Electric Construction Co. Ltd 1888 - 1985
The Electric Construction Corporation (later the Electric Construction Company Ltd) was registered on 20th July, 1893. The company established works in Bushbury in 1888 on a 23 acre site, purposely built for electrical engineering construction. The site included an iron foundry and its own railway siding. Early products included the E.C.C. Standard Type Dynamo and Motor for generators and motor cars, direct current transformers and rotary converters, electric railway plant, various alternators and transformers, arc lamps and meters and other electrical components for motor cars. The company's most famous motor car was the Electric Dog Cart, manufactured in 1896. In its early years, the Electric Construction Corporation supplied a Multipolar Generator, then the largest direct current machine in the world, to the Manchester Corporation.
After 1945, a separate factory was built in Shaw Road for manufacturing transformers, and housing a rectifying plant. Two associate companies - E.C.C. (Moulded Breakers) Ltd, and Federal Electric Ltd, were also established in a separate factory in Fordhouse Road, Wolverhampton. Beginning in 1959, these companies manufactured a range of medium voltage switchgear for electrical distribution in industry, commercial buildings, hospitals, shops and domestic settings. Products included fuse switches and moulded case air circuit breakers.

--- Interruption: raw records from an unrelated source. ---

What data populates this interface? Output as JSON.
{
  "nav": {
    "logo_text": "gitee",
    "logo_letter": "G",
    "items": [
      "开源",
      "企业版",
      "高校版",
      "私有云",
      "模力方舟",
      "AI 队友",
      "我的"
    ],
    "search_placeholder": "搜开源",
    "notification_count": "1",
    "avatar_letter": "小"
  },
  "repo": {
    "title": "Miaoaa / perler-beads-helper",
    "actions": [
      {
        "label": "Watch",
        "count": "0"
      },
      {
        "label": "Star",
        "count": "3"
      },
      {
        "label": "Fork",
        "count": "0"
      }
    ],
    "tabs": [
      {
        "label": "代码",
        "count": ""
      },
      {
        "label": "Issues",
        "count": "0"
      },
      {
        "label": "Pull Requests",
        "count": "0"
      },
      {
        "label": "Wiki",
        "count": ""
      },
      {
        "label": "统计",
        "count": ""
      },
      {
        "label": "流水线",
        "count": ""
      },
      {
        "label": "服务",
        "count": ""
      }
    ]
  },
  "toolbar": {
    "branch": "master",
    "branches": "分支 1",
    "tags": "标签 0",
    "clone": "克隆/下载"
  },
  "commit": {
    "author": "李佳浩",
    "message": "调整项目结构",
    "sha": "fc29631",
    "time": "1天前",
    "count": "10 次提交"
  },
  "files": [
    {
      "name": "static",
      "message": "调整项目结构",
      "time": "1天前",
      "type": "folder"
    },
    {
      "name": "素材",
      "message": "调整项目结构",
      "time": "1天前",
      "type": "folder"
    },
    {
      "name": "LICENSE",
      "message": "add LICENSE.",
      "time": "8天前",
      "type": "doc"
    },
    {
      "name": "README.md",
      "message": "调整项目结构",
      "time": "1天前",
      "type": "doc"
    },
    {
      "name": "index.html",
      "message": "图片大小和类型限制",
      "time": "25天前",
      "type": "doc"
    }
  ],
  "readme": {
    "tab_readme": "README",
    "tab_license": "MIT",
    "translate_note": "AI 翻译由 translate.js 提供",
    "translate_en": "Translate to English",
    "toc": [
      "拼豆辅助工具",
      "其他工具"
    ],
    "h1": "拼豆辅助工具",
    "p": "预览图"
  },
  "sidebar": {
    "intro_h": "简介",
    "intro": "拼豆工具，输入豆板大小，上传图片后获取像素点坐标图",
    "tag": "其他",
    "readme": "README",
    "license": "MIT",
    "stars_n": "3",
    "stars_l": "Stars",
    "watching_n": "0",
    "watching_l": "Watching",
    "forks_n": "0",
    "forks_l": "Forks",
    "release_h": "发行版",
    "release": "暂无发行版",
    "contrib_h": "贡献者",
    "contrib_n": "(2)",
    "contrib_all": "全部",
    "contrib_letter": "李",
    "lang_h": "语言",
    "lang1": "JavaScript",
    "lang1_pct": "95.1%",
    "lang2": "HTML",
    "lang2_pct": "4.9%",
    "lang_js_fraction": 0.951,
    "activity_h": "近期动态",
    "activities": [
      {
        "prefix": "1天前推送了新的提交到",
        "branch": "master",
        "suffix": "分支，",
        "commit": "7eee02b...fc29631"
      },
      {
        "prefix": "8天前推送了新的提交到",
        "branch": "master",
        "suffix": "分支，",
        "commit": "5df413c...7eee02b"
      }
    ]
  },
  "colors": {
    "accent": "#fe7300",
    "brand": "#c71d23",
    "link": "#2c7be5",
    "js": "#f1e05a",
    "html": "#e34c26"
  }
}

The E.C.C employed over 2000 people by the 1960s. By this time the business was producing medium and heavy electrical equipment including motors, generators, control gear, rectifiers and transformers, and components for the communications industries. Many products were exported around the world, and the company set up subsidiaries E.C.C. South Africa, Proprietary Ltd. and E.C.C. Transformers & Controls Ltd. in New Zealand.
The late 1960s and 1970s saw the business struggle to compete with cheaper foreign components. The E.C.C. were taken over by Aberdare Holdings, based in South Wales, which manufactured modern truck and metal clad switchgear. The E.C.C. became part of the Hawker Siddeley Group, before closing in September, 1985. The works were demolished in 1986.